10% - Gardez ce chiffre à l’esprit en lisant les pages suivantes.
Il s’agit du rendement annuel moyen de l’indice S&P 500, qui mesure la performance des actions américaines depuis sa création en 1926.1 C’est la notion de moyenne qui importe ici, car les 94 années couvertes par l’indice ont connu bon nombre de fluctuations majeures à la hausse comme à la baisse. Ce chiffre témoigne par ailleurs de la force, de la régularité et de la résilience du marché actions, avec des rendements à long terme dépassant de loin ceux d’autres grandes classes d’actifs telles que les obligations et les matières premières.2 Les investisseurs qui se sont engagés sur la voie de l’investissement à long terme ont été généreusement récompensés.

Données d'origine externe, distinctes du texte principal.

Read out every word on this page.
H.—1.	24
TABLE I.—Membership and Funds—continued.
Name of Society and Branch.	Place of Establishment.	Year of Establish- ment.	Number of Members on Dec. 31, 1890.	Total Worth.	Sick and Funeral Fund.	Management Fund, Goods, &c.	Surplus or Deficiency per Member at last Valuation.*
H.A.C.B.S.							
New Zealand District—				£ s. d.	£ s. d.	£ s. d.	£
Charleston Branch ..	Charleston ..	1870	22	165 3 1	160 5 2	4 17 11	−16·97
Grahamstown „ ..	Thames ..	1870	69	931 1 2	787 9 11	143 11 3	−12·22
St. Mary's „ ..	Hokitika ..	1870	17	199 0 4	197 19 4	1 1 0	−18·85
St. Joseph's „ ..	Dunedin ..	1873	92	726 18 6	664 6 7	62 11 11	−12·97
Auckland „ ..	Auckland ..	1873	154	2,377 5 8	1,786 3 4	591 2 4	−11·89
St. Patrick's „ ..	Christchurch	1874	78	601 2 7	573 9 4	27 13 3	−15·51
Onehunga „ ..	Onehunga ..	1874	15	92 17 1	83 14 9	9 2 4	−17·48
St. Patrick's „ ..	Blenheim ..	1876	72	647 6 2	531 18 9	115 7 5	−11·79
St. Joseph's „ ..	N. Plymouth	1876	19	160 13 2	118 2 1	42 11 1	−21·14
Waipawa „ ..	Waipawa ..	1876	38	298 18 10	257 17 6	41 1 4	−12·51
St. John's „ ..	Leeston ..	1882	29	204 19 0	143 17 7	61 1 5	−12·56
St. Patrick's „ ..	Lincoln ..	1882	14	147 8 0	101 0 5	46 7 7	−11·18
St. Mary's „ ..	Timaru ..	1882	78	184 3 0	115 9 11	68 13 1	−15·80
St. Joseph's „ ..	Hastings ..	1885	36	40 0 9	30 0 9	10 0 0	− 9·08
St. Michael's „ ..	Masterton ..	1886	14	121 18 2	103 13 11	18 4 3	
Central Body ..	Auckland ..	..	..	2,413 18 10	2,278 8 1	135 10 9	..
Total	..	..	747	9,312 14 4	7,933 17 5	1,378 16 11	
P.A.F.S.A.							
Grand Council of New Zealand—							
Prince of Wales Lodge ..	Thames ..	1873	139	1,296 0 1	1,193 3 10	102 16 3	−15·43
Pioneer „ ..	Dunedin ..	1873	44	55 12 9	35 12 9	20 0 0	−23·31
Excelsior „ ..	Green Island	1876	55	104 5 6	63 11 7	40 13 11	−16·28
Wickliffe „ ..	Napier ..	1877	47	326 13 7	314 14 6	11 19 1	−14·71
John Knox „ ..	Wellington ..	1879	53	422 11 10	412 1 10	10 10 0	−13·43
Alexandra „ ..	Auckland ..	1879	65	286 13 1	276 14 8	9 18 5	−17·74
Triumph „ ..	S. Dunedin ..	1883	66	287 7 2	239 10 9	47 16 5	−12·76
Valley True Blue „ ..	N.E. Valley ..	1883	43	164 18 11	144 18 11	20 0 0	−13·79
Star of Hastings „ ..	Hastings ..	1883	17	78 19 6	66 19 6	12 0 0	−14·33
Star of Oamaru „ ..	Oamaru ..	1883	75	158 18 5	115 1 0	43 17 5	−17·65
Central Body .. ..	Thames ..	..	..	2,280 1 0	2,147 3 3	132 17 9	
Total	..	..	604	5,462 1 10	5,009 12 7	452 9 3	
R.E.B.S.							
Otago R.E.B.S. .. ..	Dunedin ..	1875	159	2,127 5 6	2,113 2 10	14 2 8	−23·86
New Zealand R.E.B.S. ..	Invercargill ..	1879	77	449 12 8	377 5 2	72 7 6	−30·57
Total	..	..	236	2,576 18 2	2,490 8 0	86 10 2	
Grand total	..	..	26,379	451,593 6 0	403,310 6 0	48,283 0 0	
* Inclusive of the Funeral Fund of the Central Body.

Rester investi sur le long terme est bien évidemment plus facile à dire qu’à faire.
L’exercice impose en effet une bonne dose de sang-froid pour ne pas perdre de vue ses objectifs de placement distants de plusieurs années alors que les mauvaises nouvelles se multiplient et que les pertes s’accumulent. Dans un contexte de perte de confiance découlant de l’effondrement des marchés, il est facile d’oublier que les événements traversés n’ont rien d’inédits et qu’ils posent même souvent les bases d’opportunités futures.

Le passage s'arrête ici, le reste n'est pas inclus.